An accurate cell-integrated semi Lagrangian and semi-implicit scheme based on step-functions
A new and very accurate cell-integrated semi Lagrangian (CISL) two time level scheme has been formulated and tested for the shallow water equations in a plane channel model with realistic variation of the Coriolis-parameter and including topography. The implementation includes semi-implicit time stepping of the gravity wave terms. Furthermore, two-dimensional advection of passive tracers has been tested in idealized flows as well as in a fully general flow.
Regarding basic features, the new formulation is based on step-functions, which implicitly are advected with the flow across cell boundaries. The scheme is exact in case of passive advection by a flow that is constant in time and space. This means that the accuracy is of indefinite order. In addition to this attractive feature the scheme shows very small numerical dispersion in fully non-linear and divergent flows and in such flows the scheme is locally (and globally) mass conserving, positive definite and monotonic. The high order of accuracy is achieved by introducing two additional variables. For a given prognostic variable the memory carrying variables are: the grid-cell integrals, the values at the grid cell corner points and the functional average on the intersections between grid cell corner points in either of the two spatial directions. The penalty of running the new scheme is an increase in memory consumption by a factor of three.
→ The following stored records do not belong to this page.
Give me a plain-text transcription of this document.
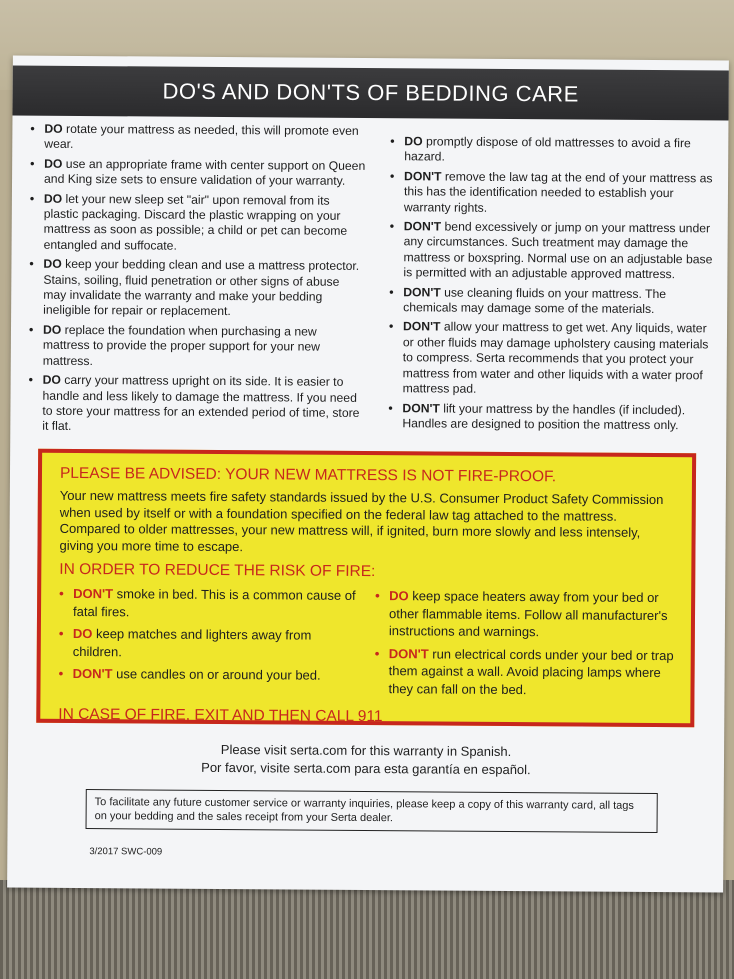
DO'S AND DON'TS OF BEDDING CARE
• DO rotate your mattress as needed, this will promote even wear.
• DO use an appropriate frame with center support on Queen and King size sets to ensure validation of your warranty.
• DO let your new sleep set "air" upon removal from its plastic packaging. Discard the plastic wrapping on your mattress as soon as possible; a child or pet can become entangled and suffocate.
• DO keep your bedding clean and use a mattress protector. Stains, soiling, fluid penetration or other signs of abuse may invalidate the warranty and make your bedding ineligible for repair or replacement.
• DO replace the foundation when purchasing a new mattress to provide the proper support for your new mattress.
• DO carry your mattress upright on its side. It is easier to handle and less likely to damage the mattress. If you need to store your mattress for an extended period of time, store it flat.
• DO promptly dispose of old mattresses to avoid a fire hazard.
• DON'T remove the law tag at the end of your mattress as this has the identification needed to establish your warranty rights.
• DON'T bend excessively or jump on your mattress under any circumstances. Such treatment may damage the mattress or boxspring. Normal use on an adjustable base is permitted with an adjustable approved mattress.
• DON'T use cleaning fluids on your mattress. The chemicals may damage some of the materials.
• DON'T allow your mattress to get wet. Any liquids, water or other fluids may damage upholstery causing materials to compress. Serta recommends that you protect your mattress from water and other liquids with a water proof mattress pad.
• DON'T lift your mattress by the handles (if included). Handles are designed to position the mattress only.
PLEASE BE ADVISED: YOUR NEW MATTRESS IS NOT FIRE-PROOF.
Your new mattress meets fire safety standards issued by the U.S. Consumer Product Safety Commission when used by itself or with a foundation specified on the federal law tag attached to the mattress. Compared to older mattresses, your new mattress will, if ignited, burn more slowly and less intensely, giving you more time to escape.
IN ORDER TO REDUCE THE RISK OF FIRE:
• DON'T smoke in bed. This is a common cause of fatal fires.
• DO keep matches and lighters away from children.
• DON'T use candles on or around your bed.
• DO keep space heaters away from your bed or other flammable items. Follow all manufacturer's instructions and warnings.
• DON'T run electrical cords under your bed or trap them against a wall. Avoid placing lamps where they can fall on the bed.
IN CASE OF FIRE, EXIT AND THEN CALL 911
Please visit serta.com for this warranty in Spanish.
Por favor, visite serta.com para esta garantía en español.
To facilitate any future customer service or warranty inquiries, please keep a copy of this warranty card, all tags on your bedding and the sales receipt from your Serta dealer.
3/2017 SWC-009
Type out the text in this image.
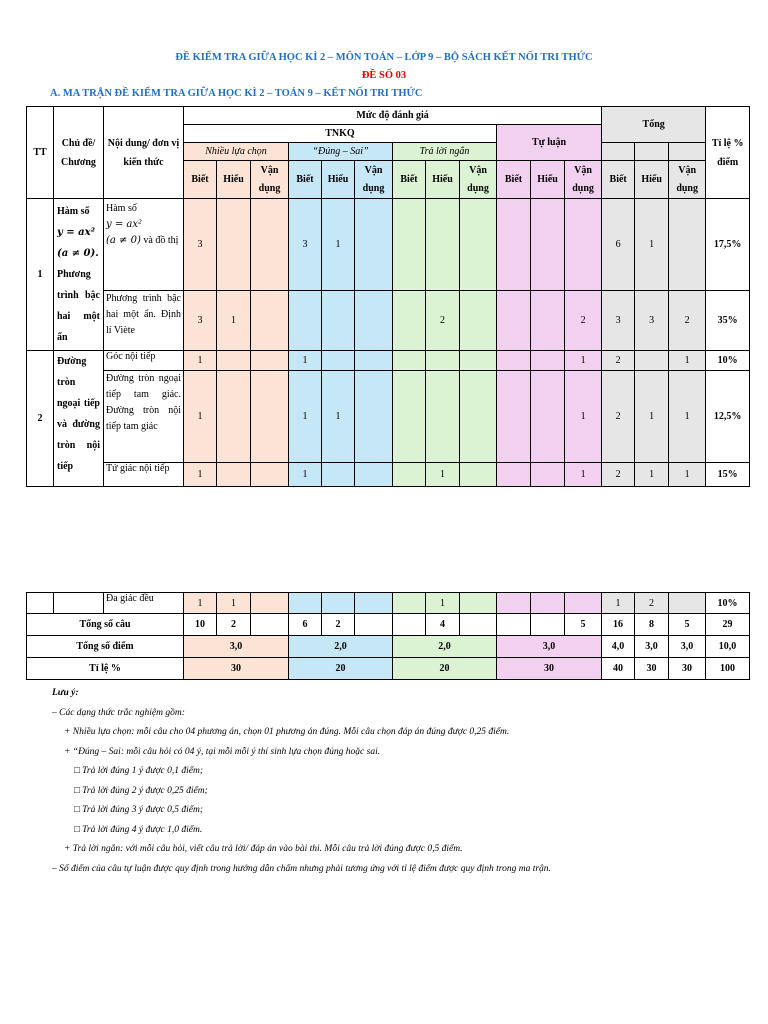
ĐỀ KIỂM TRA GIỮA HỌC KÌ 2 – MÔN TOÁN – LỚP 9 – BỘ SÁCH KẾT NỐI TRI THỨC
ĐỀ SỐ 03
A. MA TRẬN ĐỀ KIỂM TRA GIỮA HỌC KÌ 2 – TOÁN 9 – KẾT NỐI TRI THỨC
TT	Chủ đề/ Chương	Nội dung/ đơn vị kiến thức	Mức độ đánh giá												Tổng			Tỉ lệ % điểm
			TNKQ									Tự luận						
			Nhiều lựa chọn			“Đúng – Sai”			Trả lời ngắn									
			Biết	Hiểu	Vận dụng	Biết	Hiểu	Vận dụng	Biết	Hiểu	Vận dụng	Biết	Hiểu	Vận dụng	Biết	Hiểu	Vận dụng	
1	Hàm số
y = ax²
(a ≠ 0).
Phương trình bậc hai một ẩn	Hàm số
y = ax²
(a ≠ 0) và đồ thị	3			3	1								6	1		17,5%
		Phương trình bậc hai một ẩn. Định lí Viète	3	1						2				2	3	3	2	35%
2	Đường tròn ngoại tiếp và đường tròn nội tiếp	Góc nội tiếp	1			1								1	2		1	10%
		Đường tròn ngoại tiếp tam giác. Đường tròn nội tiếp tam giác	1			1	1							1	2	1	1	12,5%
		Tứ giác nội tiếp	1			1				1				1	2	1	1	15%
		Đa giác đều	1	1						1					1	2		10%
Tổng số câu			10	2		6	2			4				5	16	8	5	29
Tổng số điểm			3,0			2,0			2,0			3,0			4,0	3,0	3,0	10,0
Tỉ lệ %			30			20			20			30			40	30	30	100
Lưu ý:
– Các dạng thức trắc nghiệm gồm:
+ Nhiều lựa chọn: mỗi câu cho 04 phương án, chọn 01 phương án đúng. Mỗi câu chọn đáp án đúng được 0,25 điểm.
+ “Đúng – Sai: mỗi câu hỏi có 04 ý, tại mỗi mỗi ý thí sinh lựa chọn đúng hoặc sai.
□ Trả lời đúng 1 ý được 0,1 điểm;
□ Trả lời đúng 2 ý được 0,25 điểm;
□ Trả lời đúng 3 ý được 0,5 điểm;
□ Trả lời đúng 4 ý được 1,0 điểm.
+ Trả lời ngắn: với mỗi câu hỏi, viết câu trả lời/ đáp án vào bài thi. Mỗi câu trả lời đúng được 0,5 điểm.
– Số điểm của câu tự luận được quy định trong hướng dẫn chấm nhưng phải tương ứng với tỉ lệ điểm được quy định trong ma trận.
In the present preliminary formulation of the scheme only the mass field is treated with the CISL scheme, while a traditional semi-Lagrangian scheme is used for the momentum equations. It is, however, possible to use the CISL scheme also for the cell-integrated form of the momentum equations. In this case also momentum is conserved.
Results of test integrations will be presented and compared to integrations based on finite difference and spectral formulations of traditional semi-implicit Eulerian and semi Lagrangian shallow water models. The very convincing tests of passive advection by idealized flows and by a fully divergent flow simulated by the shallow water model are also shown.
The presentation is completed by a discussion of the generalization of the scheme to fully three-dimensional flows on the sphere. Briefly, the semi-implicit implementation follows Machenhauer and Olk (1997) and the application on the sphere will follow the formulation presented in Nair and Machenhauer (2002) with some modifications. Following Machenhauer and Olk (1998) the generalization to three dimensions is based on two-dimensional CISL advection on model levels in combination with a diagnosing of the vertical advection under the assumption of hydrostatic balance. This formulation ensures a more consistent treatment of the vertical advection problem than is the case in the traditional hydrostatic semi-Lagrangian models based on three dimensional trajectories.